3 exercises to improve relations with family and friends
The relationship with the child
Controlling parent wants to know about the baby all, she wants him to be transparent for him in his actions, emotions, feelings. What his unconscious purpose? Save the child completely to himself and to fashion out of it that meets the needs and expectations of the parents.
One of the reasons - panic fear of separation and the accompanying existential emptiness. The second - the inability to imagine the child as an independent person and not as an extension of themselves.
Parent expresses this fantasy by cold or emotional authoritativeness extroversion or invading surrounding excess concern by resorting to intimidation affective denying difference between generations, transforming itself into a god for the son or daughter.
Child with whom to treat, unable to get in touch with their wishes. Pleasure, to support, to be "good target" for parents - a condition of his mental survival.
Always on the lookout - "Did I do the right thing?", - he puts all his energy into the suppression of aggressive impulses.
Results: to communicate with their peers, he often takes the position of either excessive restraint or authoritarianism.
Exercise: Revise your past
Controlling parent - a former child who grew up in captivity affective relationship based on merger and invasion. If we look at his childhood through this prism, again to explore their personal history - their own or with the help of a therapist - this will help to reduce the internal stress, which is caused by the suppressed aggression, and find a more suitable distance in the relationship with their child. Specifically, this means respect his territory - the bodily, emotional and spatial - depending on their age and personality characteristics.
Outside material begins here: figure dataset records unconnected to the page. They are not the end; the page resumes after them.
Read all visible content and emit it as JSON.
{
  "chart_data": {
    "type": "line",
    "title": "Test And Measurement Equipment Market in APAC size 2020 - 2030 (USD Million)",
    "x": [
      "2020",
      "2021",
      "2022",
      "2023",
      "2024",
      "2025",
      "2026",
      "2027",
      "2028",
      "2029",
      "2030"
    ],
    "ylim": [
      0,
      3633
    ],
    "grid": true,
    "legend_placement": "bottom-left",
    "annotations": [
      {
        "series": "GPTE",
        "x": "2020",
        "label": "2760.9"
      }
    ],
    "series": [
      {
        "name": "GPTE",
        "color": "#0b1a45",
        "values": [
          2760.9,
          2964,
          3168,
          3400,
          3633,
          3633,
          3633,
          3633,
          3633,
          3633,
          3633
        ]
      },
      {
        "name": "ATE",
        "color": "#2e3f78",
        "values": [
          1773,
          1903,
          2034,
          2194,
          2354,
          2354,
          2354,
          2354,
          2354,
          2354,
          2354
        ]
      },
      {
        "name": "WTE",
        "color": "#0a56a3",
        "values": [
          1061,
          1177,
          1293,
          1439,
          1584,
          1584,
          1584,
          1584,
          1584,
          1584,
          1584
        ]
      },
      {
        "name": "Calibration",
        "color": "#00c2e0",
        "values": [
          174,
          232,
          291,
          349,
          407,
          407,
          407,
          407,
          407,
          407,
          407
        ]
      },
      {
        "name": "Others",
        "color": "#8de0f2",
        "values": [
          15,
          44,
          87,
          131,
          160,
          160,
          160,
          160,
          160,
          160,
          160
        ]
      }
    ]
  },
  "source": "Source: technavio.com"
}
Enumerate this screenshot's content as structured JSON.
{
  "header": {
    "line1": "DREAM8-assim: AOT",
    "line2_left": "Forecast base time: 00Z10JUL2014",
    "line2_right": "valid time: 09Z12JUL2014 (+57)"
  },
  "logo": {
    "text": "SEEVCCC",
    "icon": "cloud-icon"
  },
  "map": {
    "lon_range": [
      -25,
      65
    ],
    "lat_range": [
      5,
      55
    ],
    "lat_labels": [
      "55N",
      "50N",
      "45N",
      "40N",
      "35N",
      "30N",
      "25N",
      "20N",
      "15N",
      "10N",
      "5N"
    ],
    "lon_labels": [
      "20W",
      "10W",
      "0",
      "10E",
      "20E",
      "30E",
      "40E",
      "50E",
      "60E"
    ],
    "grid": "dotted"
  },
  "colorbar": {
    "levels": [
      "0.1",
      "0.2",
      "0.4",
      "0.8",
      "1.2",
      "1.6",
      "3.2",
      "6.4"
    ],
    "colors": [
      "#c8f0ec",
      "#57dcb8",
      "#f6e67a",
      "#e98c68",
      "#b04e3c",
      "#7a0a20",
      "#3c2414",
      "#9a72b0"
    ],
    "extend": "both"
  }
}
with a partner relationship
Turning to the other as a child - anticipating and satisfying all his desires and needs, jealous - barring the way to any intervention of third parties, real or symbolic - or devaluing partner, showing affective coldness, the controller unconsciously trying to reduce the physical, emotional and symbolic distance between himself and others.
He hopes to relive the initial fusion, or, conversely, to compensate deficiency of the first communication, which lacked parental attention. At the beginning of a love relationship is not easy to distinguish between the expression of the passion of love and the desire to control.
And passion, and control the same inherent tendency to fusion, jealousy bordering on obsession thoughts and feelings. Only with time more clearly looming controlling behaviors. Then there are two possibilities.
Or a pair of functioning in a "dominant-subordinate" and it suits both for reasons related to the personal history of each - as is the case with the merger scheme - either the dynamics of relationships defined by one of the partners, the controller and the other of her suffering. Again and again there are conflicts, and the flight is often the only salvation of the one who subjected to ill-treatment.
Exercise: to achieve greater independence,
The controlling partner lives, unaware of their needs and desires. His energy in the service of illusion, "if I loosen the connection, then left me." But it is taking care of their basic emotional and affective needs, we can establish a relationship of proximity. To develop their own interests, take care of your body, to begin psychotherapy - all the way to restore the shaken sense of inner security and broken self-image.
relationships with friends and colleagues
To control in two ways. Active controller builds relationships with its environment, full of affects, always based on domination, and sometimes conflicting, according to the "who is not with me is against me." Passive prefers not to come to the fore, go with the flow and avoided conflict.
Active controller longer feared and respected than liked. This brings him pain and can increase its aggressiveness. Passive, on the contrary, suffer silently because it paid little attention and respect him enough.
In regards inspector can identify themselves with the controlling, invading parent and dominate, or to remain in the role of a child who is holding back their emotions and desires. He was too depressed to engage the original, based on the equality relationship in which communication takes place "with a raised visor." In order to win the love of it "enjoyable".
Results: in both cases we are talking about how to keep a distance of another person, posing a potential threat, trying to keep him on the affective power and not be excluded from the circle of relationships.
Exercise: cease to be a center of the world
Controller's hard to imagine that the world does not revolve around him. Each for a long time does not ring? This is not to suggest that other issues, but the fact that he is opposed to the controller. The employee does not support the proposed project supervisor? He did not just defending another point of view, as attacks Controller personally. To cope with these feelings, you can make a list of possible motivations of others, trying to consider all the options. Passive controller can learn to assert themselves in a safe environment, in dealing with people he trusts.
About the expert
Isabelle Korolitski (Isabel Korolitski) - psychoanalyst, author and expert of the French Psychologies.